The bills would revive and extend through 2020 the tax extenders that expired in 2017 or 2018 or will expire this year; provider disaster tax relief; expand the Earned Income Tax Credit (EITC), the Child Tax Credit (CTC), and the Child and Dependent Care Tax Credit (CDCTC) temporarily; reverse the 2017 tax law's estate tax exemption increase three years earlier than scheduled; increase spending on Community Development Block Grants; and eliminate the "church parking tax" from the 2017 tax law.
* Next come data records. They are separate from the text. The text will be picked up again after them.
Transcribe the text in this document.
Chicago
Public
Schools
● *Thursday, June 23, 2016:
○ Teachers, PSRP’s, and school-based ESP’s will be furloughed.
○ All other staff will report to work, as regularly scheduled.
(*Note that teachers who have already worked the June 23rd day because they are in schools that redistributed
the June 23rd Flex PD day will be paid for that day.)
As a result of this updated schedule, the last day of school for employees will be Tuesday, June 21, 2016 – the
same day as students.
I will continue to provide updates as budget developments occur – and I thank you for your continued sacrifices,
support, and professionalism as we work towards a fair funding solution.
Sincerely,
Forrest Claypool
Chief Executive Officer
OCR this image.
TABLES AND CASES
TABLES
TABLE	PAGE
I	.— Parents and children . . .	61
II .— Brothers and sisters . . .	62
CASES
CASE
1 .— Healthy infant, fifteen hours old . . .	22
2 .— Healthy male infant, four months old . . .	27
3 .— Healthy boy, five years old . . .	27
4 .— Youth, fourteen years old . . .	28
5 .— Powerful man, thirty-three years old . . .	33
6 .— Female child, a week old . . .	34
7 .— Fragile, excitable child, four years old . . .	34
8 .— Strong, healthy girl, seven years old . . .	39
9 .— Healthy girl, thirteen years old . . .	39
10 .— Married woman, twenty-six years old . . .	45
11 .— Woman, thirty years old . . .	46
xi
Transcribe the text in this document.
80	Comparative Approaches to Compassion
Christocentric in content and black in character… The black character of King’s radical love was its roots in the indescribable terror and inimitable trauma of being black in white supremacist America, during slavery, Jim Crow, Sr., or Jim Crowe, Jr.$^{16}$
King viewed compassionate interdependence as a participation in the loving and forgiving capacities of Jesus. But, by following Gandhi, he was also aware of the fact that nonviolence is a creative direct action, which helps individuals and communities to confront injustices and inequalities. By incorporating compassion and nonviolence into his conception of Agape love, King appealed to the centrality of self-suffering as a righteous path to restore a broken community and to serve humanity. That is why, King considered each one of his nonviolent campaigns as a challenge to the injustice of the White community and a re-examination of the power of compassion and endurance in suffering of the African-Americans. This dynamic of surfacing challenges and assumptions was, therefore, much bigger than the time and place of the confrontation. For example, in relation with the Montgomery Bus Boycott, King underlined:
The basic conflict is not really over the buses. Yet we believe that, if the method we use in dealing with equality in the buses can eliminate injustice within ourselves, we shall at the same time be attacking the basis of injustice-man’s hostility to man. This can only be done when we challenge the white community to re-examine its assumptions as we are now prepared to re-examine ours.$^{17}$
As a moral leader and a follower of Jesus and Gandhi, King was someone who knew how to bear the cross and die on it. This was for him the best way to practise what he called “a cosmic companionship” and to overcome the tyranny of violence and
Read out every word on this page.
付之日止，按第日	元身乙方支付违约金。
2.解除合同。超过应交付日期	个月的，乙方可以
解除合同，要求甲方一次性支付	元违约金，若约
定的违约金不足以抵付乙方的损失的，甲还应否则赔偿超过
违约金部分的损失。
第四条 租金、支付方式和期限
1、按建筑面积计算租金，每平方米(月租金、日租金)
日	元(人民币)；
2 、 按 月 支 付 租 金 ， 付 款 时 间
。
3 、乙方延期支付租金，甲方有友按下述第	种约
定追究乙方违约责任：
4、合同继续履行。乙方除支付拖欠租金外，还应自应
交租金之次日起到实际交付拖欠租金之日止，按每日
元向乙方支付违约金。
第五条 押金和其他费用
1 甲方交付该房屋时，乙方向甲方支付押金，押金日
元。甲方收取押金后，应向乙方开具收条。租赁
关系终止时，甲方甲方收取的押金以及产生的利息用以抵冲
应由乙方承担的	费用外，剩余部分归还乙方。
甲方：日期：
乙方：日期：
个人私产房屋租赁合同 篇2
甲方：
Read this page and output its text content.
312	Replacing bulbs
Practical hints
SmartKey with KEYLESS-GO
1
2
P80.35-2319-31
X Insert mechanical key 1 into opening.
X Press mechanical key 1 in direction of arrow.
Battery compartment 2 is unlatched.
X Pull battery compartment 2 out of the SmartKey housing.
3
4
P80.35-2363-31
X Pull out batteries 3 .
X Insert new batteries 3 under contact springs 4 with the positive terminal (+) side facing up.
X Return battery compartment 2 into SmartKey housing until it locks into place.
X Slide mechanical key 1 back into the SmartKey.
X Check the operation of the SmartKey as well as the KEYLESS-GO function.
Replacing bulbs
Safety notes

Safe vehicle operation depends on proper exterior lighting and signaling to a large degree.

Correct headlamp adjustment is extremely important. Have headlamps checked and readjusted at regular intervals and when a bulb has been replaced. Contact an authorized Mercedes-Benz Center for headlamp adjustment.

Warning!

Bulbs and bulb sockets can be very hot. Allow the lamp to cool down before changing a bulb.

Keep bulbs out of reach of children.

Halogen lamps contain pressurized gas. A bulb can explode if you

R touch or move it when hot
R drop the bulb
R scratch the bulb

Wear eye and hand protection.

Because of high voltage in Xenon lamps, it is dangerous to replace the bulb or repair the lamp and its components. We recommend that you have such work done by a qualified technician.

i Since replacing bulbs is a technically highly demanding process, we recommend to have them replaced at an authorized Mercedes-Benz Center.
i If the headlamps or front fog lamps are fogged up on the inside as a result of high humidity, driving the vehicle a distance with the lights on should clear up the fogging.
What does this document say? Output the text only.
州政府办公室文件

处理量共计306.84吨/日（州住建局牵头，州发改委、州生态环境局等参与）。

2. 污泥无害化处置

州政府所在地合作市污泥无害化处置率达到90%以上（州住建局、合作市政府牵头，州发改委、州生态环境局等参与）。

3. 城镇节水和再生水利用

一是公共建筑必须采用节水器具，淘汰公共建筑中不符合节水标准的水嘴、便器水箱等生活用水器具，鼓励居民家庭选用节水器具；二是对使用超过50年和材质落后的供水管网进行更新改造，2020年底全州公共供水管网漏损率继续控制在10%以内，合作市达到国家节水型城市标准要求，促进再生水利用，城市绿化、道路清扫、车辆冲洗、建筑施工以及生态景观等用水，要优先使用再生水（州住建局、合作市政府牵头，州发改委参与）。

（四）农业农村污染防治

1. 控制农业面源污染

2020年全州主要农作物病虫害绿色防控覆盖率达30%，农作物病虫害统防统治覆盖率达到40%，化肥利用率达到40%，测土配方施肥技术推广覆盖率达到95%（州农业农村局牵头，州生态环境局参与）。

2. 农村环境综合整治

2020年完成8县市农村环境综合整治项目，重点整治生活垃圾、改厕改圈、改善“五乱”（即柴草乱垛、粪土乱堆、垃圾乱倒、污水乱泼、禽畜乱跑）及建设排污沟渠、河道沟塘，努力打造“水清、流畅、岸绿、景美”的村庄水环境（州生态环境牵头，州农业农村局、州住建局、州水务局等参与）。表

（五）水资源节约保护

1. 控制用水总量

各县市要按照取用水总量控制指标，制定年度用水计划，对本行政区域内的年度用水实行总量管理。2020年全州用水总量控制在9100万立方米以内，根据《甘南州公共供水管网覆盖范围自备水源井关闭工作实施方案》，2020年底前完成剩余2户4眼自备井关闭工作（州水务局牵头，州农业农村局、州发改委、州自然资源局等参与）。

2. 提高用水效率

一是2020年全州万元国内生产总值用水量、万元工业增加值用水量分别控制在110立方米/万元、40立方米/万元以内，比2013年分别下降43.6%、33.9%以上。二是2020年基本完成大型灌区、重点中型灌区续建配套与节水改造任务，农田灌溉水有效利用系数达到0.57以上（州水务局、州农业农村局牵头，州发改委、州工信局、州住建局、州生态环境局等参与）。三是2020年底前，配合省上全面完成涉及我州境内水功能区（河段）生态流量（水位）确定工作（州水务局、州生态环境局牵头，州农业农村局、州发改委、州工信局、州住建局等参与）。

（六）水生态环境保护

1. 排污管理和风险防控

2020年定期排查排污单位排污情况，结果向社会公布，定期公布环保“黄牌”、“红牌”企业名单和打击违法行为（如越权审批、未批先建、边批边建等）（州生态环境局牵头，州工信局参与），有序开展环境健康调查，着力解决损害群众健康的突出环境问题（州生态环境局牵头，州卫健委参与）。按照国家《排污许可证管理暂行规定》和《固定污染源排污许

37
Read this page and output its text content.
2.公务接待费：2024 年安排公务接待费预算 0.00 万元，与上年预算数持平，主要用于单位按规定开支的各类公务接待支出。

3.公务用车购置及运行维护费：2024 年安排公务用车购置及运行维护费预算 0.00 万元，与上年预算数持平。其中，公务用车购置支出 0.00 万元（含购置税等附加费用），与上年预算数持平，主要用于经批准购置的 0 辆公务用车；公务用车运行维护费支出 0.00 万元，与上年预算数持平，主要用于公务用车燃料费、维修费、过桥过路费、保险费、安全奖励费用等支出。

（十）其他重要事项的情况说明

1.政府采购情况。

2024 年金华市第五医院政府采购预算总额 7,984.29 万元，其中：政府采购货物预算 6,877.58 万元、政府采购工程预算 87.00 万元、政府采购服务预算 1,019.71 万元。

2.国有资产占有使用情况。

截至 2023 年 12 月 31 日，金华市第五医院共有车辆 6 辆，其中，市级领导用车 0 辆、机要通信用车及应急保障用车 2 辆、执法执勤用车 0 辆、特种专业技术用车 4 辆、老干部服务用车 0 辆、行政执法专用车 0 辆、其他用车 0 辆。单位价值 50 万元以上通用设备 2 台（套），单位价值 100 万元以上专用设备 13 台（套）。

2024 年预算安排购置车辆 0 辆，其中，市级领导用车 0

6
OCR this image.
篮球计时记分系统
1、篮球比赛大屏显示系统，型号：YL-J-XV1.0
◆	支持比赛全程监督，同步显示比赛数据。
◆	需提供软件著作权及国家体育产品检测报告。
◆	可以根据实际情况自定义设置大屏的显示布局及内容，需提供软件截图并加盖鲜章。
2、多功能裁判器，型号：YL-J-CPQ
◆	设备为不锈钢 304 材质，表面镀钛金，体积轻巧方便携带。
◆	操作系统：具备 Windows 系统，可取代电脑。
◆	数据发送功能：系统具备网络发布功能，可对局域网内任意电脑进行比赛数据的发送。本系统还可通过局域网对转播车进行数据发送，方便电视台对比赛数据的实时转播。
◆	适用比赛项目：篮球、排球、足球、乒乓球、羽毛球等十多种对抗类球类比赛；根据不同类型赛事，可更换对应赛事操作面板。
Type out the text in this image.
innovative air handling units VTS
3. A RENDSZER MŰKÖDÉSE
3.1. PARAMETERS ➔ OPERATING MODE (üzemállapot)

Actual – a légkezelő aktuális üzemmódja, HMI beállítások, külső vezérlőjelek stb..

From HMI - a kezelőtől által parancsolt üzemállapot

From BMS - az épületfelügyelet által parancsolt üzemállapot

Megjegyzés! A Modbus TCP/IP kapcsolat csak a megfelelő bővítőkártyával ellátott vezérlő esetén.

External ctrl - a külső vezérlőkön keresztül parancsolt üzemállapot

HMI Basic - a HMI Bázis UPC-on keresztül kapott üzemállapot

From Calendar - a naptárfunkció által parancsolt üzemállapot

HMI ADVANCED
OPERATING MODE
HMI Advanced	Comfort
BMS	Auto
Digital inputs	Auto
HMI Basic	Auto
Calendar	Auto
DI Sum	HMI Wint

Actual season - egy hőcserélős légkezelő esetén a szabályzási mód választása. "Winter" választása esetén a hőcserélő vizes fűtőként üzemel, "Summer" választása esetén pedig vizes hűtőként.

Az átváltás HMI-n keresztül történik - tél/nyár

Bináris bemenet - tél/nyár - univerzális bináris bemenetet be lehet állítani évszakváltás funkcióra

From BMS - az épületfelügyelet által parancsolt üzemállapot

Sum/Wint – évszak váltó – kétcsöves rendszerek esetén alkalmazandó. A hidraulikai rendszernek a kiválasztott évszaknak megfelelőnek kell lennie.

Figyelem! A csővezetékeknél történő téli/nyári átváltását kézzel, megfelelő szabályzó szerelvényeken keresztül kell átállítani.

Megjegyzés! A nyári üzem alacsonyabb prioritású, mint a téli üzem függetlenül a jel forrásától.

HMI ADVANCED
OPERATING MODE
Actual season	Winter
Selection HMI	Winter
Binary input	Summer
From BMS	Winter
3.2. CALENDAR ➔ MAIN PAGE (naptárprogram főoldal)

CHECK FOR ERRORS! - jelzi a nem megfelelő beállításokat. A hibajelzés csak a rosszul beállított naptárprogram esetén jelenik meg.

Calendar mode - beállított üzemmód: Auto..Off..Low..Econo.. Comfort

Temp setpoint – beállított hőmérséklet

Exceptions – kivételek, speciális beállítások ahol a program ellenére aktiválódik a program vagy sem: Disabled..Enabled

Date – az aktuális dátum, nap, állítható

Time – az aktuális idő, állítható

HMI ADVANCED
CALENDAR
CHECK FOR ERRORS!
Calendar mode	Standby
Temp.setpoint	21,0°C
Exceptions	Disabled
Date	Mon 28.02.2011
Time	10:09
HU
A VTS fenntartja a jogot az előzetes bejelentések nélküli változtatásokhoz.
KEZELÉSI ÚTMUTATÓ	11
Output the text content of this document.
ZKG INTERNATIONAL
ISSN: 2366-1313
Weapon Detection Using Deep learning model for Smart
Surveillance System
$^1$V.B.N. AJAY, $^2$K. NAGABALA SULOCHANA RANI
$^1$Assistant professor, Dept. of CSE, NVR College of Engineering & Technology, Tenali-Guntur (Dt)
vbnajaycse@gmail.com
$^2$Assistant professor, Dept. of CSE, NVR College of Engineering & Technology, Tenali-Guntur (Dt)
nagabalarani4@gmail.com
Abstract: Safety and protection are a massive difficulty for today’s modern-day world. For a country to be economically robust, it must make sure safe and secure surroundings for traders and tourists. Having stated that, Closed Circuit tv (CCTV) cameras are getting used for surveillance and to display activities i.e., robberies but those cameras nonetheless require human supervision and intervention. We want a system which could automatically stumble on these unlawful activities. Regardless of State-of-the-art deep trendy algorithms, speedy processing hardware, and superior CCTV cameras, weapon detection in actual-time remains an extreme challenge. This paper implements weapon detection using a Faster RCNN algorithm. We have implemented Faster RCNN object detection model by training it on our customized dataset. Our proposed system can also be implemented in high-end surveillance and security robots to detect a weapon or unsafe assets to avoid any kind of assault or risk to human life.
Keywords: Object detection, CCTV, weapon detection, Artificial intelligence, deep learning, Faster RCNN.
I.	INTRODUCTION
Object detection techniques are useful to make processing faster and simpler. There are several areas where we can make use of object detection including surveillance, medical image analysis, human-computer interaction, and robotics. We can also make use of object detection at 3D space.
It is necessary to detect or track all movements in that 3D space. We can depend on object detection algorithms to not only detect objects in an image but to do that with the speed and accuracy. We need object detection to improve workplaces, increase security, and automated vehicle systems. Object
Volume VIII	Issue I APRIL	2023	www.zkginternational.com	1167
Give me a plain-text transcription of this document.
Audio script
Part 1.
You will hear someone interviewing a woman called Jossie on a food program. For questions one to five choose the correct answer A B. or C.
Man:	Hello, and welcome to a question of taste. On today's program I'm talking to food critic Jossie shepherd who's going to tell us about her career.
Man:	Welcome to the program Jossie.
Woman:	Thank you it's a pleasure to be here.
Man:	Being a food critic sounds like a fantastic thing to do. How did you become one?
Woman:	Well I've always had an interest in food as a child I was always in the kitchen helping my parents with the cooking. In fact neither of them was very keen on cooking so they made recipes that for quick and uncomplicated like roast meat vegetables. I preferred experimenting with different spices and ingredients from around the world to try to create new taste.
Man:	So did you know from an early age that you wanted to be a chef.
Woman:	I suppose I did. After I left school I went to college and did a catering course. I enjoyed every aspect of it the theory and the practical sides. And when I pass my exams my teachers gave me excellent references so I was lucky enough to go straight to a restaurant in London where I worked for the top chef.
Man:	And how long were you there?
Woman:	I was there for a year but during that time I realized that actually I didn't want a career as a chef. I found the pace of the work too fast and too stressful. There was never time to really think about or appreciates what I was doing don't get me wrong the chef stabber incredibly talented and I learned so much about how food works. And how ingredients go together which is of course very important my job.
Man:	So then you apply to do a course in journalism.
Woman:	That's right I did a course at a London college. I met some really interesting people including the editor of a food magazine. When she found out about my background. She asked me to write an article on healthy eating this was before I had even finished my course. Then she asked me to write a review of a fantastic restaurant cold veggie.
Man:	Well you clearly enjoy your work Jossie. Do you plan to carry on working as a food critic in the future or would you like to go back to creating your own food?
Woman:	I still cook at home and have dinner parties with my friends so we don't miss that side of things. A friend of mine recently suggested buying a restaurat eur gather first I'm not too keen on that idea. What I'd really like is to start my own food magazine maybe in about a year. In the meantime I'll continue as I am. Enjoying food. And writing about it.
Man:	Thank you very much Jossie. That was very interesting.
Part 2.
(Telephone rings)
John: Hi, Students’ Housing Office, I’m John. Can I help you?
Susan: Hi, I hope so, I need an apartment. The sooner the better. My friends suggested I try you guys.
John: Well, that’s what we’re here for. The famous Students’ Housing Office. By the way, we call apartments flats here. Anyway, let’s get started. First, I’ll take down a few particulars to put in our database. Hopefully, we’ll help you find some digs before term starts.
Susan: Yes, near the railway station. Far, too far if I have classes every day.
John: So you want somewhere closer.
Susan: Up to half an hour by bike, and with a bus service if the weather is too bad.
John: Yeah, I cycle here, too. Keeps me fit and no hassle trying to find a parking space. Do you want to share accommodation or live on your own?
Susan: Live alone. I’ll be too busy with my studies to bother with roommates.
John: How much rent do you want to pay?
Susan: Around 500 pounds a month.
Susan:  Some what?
Budgetary Effect of House Ways and Means Bills Approved on June 20
|Policy||Temporary Cost/Savings (-)||Permanent Cost/Savings (-)|
|Revive and extend tax extenders through 2020||$33 billion||$220 billion|
|Provide disaster tax relief||$9 billion||$9 billion|
|Reverse estate tax exemption increase after 2022 instead of 2025||-$38 billion||-$38 billion|
|Subtotal, Extenders and Disaster Tax Bill||$5 billion||$190 billion|
|Expand EITC||$30 billion||$105 billion|
|Increase CTC for young children and make it fully refundable||$80 billion||$355 billion|
|Expand CDCTC||$19 billion||$105 billion|
|Repeal "church parking tax"||$2 billion||$2 billion|
|Subtotal, Credit Expansions||$131 billion||$570 billion|
|Increase Community Development Block Grant||$2 billion||$10 billion|
|Total||$136 billion||$770 billion|
|Interest||~$50 billion||~$140 billion|
|Total With Interest||~$190 billion||$910 billion|
Unfortunately, the one offset, to increase estate tax revenue three years sooner, only raises $38 billion over ten years, while the remainder of the bill costs more than four times that, mostly over the first two years. The Ways and Means package would add substantially to the debt, especially if its policies were made permanent. Lawmakers should at the very least find enough offsets to make the bill deficit neutral as written.
Reviving tax cuts that expired 18 months ago is bad fiscal policy, bad economic policy, and bad tax policy. A dozen groups from the left, right, and center recently joined together to call on Congress not to revive the "Zombie Extenders" that expired over a year and a half ago. No matter the justification for the underlying policy, creating a new set of expiring provisions on top of these would simply double down on this policy failure with more uncertainty, temporary tax policy, and deficit-financed tax cuts.